Examining Mortgage Loans Granted “by application”, i.e. on Existing Buildings vs Vacant Land and Construction, we see Construction-related mortgage grants still growing the strongest, to the tune of 38.34% year-on-year. This should not be too surprising, as planned Construction activity trends normally experience a significant lag on market activity, demand and vacancy rates in the existing property market. Therefore, the lagged response of the Building Sector to the post-2008/9 recession Existing Property Market recovery is still playing itself out.
Residential Development probably played a key role in this, having experienced some good growth in value of building completions during 2015. However, this is not to say that all loans granted will translate into loans taken up and paid out, especially in the area of loans granted for construction.
Loans granted for construction off their growth high
However, Loans Granted for Construction are also significantly off their growth high of 160% year-on-year, recorded in the 1st quarter of 2014, so the Development Sector is not entirely unaware of the need to slow its pace as demand for new space likely slows in a deteriorating economy.
And perhaps the growth rate in Mortgage Loans Granted for Vacant Land is a sign of greater caution coming when it comes to future new development.
This category’s growth rate is the lowest of the three, having measured 6.3% year-on-year in the final quarter of 2015, well below the 97.2% peak reached at the end of 2014.
Growth in New loans granted for Existing Property strengthened mildly late in 2015, recording growth of 12.5% year-on-year at the end of 2015. While new loans granted growth did not slow further in the 4th quarter, that doesn’t mean that all new loans granted get utilized.
Mortgage Loans paid out slowing
Therefore, when analyzing trends in the Mortgage Market, growth in Mortgage Loans Paid Out is also an important cyclical indicator.
Here we do see further slowing in growth late in 2015, from 24% year-on-year in the previous quarter to 14.4% in the final quarter of last year.
The slower growth in property transaction volumes recently has also impacted on Capital Repayments growth since early-2014. The value of Capital Repayments for the 4th quarter of 2015 grew by 7.96%, a little above the prior quarter’s -0.7%. However, quarter-to-quarter rates can be volatile, and the most significant point is that this growth is well down on a 36.2% high recorded in the 3rd quarter of 2014.
This slowdown in capital repayments growth should be expected when a slower rate of growth in properties being bought and sold slows the rate of loan settlement on transacting.

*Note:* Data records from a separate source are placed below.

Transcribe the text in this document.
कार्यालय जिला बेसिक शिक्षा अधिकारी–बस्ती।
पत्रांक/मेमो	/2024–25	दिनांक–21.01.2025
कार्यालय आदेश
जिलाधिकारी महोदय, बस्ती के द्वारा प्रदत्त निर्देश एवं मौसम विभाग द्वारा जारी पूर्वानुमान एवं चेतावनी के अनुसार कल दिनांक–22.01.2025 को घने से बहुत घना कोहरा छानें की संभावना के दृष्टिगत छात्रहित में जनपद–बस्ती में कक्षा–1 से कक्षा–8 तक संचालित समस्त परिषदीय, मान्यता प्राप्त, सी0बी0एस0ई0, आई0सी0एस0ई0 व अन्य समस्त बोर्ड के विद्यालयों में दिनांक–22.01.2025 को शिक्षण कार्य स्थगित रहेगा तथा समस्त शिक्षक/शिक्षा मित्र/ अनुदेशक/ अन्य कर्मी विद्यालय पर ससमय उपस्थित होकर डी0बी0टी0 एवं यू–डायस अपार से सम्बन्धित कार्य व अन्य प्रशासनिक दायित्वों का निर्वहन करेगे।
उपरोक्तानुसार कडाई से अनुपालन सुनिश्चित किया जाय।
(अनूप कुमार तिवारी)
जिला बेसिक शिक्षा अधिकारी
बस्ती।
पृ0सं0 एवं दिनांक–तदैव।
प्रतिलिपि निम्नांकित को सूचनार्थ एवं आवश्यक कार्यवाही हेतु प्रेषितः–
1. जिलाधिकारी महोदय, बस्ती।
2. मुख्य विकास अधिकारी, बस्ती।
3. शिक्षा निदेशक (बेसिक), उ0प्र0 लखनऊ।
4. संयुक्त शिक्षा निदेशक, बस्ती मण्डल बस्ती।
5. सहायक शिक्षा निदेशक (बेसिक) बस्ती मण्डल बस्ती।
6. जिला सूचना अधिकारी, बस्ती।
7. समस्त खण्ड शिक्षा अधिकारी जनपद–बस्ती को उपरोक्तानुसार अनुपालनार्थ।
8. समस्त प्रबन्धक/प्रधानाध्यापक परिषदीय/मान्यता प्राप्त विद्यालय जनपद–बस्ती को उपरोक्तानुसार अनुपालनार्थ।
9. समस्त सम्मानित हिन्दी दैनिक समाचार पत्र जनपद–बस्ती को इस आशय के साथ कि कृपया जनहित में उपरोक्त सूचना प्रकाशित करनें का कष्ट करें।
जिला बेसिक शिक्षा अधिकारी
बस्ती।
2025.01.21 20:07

While the 4th quarter growth in New Mortgage Loans Granted was mildly higher than in the prior quarter, we don’t see this as a sign of any sustained strengthening ahead in the Mortgage Market. While growth in grants accelerated slightly, this doesn’t mean that it all gets utilized, and indeed the growth in loans paid out slowed late in the year.
The Residential Market is often a “Leading Segment” in the overall Mortgage Market, i.e. it can be a leading indicator of trends to come in the Commercial Mortgage Market and thus in the overall market. The Residential Segment saw its growth in loans granted slow further. Therefore, while growth in overall grants strengthened slightly, it was the “Lagging Sector”, i.e. Commercial Grants growth that contributed to this. However, we feel it just a matter of time before this segment, too, starts to follow the Residential Segment’s growth slower, because many of the economic indicators relating to likes of Retail, Industrial and Office Property have been weak in recent times. Economic weakness should probably begin to drive existing property vacancy rates higher in the near term, and returns on these properties lower, thereby curbing demand growth.
Our FNB Real Economic growth forecast is 0.5% for 2016, still slower than the 1.3% of 2015. This, along with rising interest rates, is likely to be a slowing growth environment for the Mortgage Market.